Announcing alluxio 2.0

Alluxio 2.0 adds major capabilities to simplify and accelerate multi-cloud, data analytics and AI workloads. It is Alluxio’s largest open source release with the most new features and improvements since the creation of the project.

Dive into all of the Alluxio 2.0 features

data orchestration for multi-cloud

Automate data movement across storage systems based on pre-defined policies on an automated and on-going basis. This means that as data is created and hot, warm, cold data is managed, Alluxio can automate tiering of data across any number of storage systems across on-premises and across all clouds. 

With this, data platform teams can reduce storage costs by automatically managing only the most important data in expensive storage systems and moving other data to cheaper storage alternatives.

In addition to fine grained policies at the file level, now users can configure policies at any directory and folder level to streamline access of data as well as performance of workloads. These include defining behaviors for individual datasets on various core functions like writing data or syncing data with storage systems under Alluxio.

The new data service allows for highly efficient data movement including across cloud stores like AWS S3 andGoogle GCS, making expensive operations on object storage seamless to the compute framework.
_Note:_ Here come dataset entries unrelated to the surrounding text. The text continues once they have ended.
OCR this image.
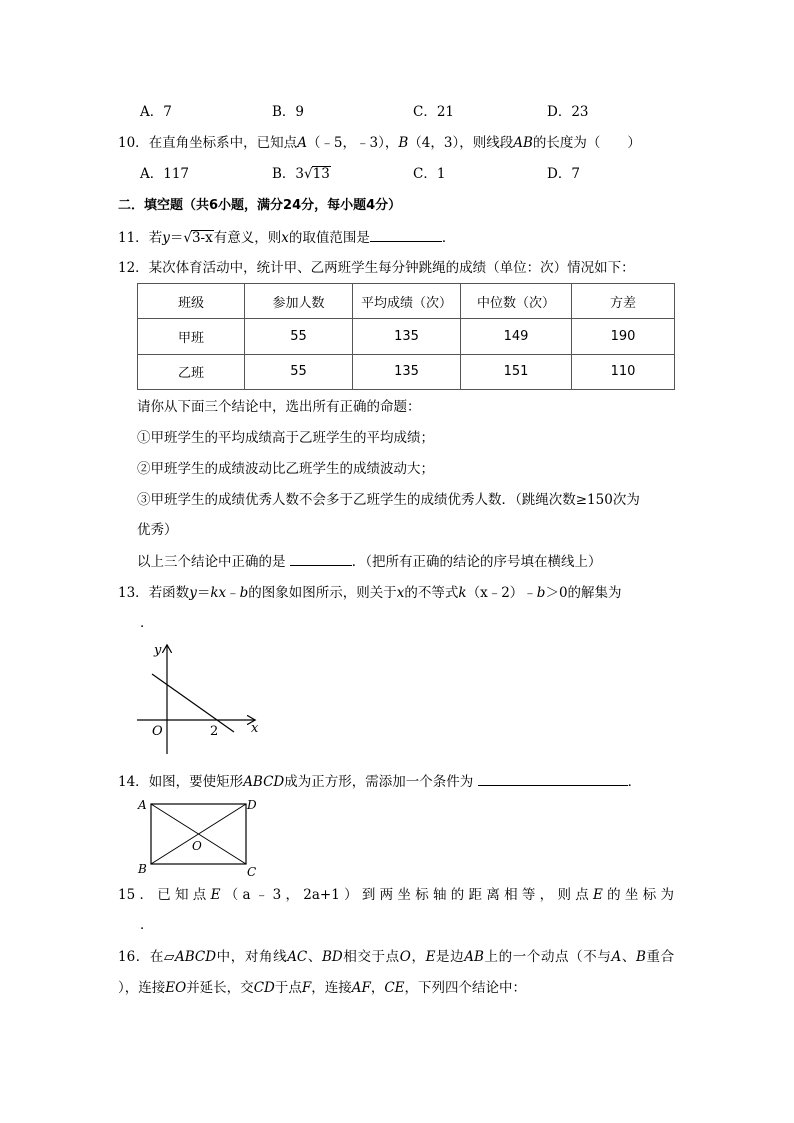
A．7	B．9	C．21	D．23
10．在直角坐标系中，已知点A（﹣5，﹣3），B（4，3），则线段AB的长度为（　　）
A．117	B．3√13	C．1	D．7
二．填空题（共6小题，满分24分，每小题4分）
11．若y＝√3-x有意义，则x的取值范围是	．
12．某次体育活动中，统计甲、乙两班学生每分钟跳绳的成绩（单位：次）情况如下：
班级	参加人数	平均成绩（次）	中位数（次）	方差
甲班	55	135	149	190
乙班	55	135	151	110
请你从下面三个结论中，选出所有正确的命题：
①甲班学生的平均成绩高于乙班学生的平均成绩；
②甲班学生的成绩波动比乙班学生的成绩波动大；
③甲班学生的成绩优秀人数不会多于乙班学生的成绩优秀人数．（跳绳次数≥150次为
优秀）
以上三个结论中正确的是	．（把所有正确的结论的序号填在横线上）
13．若函数y＝kx﹣b的图象如图所示，则关于x的不等式k（x﹣2）﹣b＞0的解集为
．
y
x
O	2
14．如图，要使矩形ABCD成为正方形，需添加一个条件为	．
A	D
B	C
O
15．已知点E（a﹣3，2a+1）到两坐标轴的距离相等，则点E的坐标为
．
16．在▱ABCD中，对角线AC、BD相交于点O，E是边AB上的一个动点（不与A、B重合
），连接EO并延长，交CD于点F，连接AF，CE，下列四个结论中：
support for hyper-scale data workloads

2.0 introduces a new option for tiered metadata management to support single cluster deployments with more than a billion files. We use RocksDB for off heap storage which is now the default. Metadata for hot data continues to be stored in the process memory on heap while the rest is managed by Alluxio outside the process memory. alluxio.master.metastore can be configured to change to only heap.

2.0 introduces the Alluxio Job Service, a distributed clustered service, that data operations such as replication, persistence, cross storage move and distributed load now use, for enabling high performance and massive scale. Take a look at all the file system APIs Alluxio supports.

New feature to configure a range for the number of copies of data stored in Alluxio that are automatically managed. alluxio.user.file.replication.max and alluxio.user.file.replication.min can be used to specify a range. A full list of all the user configurations can be found here.

A new fault tolerance and high availability mode for file and object metadata called the embedded journal that uses the RAFT consensus algorithm and is independent of any other external storage systems. This is particularly helpful for abstracting object storage. Learn about configuring embedded journal here.

Better Storage Abstraction for Completely Independent and elastic compute

Explosive growth of data has led enterprises to have many data silos including multiple Hadoop clusters across many different versions. Unified access across these clusters is currently very difficult. With Alluxio 2.0, users can connect to multiple HDFS clusters with any version to Alluxio and unify data access across them. Find the list of supported HDFS versions here.

New capability integrates with HDFS iNotify to update any data and metadata changes that happen to files stored in Hadoop allowing for applications accessing data via Alluxio to proactively receive the latest updates.

Compute Optimized Data Access for Cloud Analytics

Users can now partition a single Alluxio based on any dimension, so that datasets for each framework or workload isn’t contaminated by the other. Most common usage includes partitioning the cluster by framework Spark, Presto etc. In addition, this allows for reduced data transfer costs, constraining data to stay within a specific zone or region.

Users can now bring in data even from web-based data sources to aggregate in Alluxio to perform their analytics. Any web location with files can be simplify pointed to Alluxio to be pulled in as needed based on the query or model run. 

Amazon aWS support

As users move to cloud services to deploy analytical and AI workloads, services like AWS EMR are increasingly used. Alluxio can now be seamlessly bootstrapped into an AWS EMR cluster making it available as a data layer within EMR for Spark, Presto and Hive frameworks. Users now have a high-performance alternative to cache data from S3 or remote data while also reducing data copies maintained in EMR.

Architectural Foundations Using Open Source

RocksDB is now used for tiering metadata of files and objects for data that Alluxio manages to enable hyperscale

Google’s highly efficient version of RPC is now the core transport protocol used for communication within the cluster as well as between the Alluxio client and master, making communications more efficient.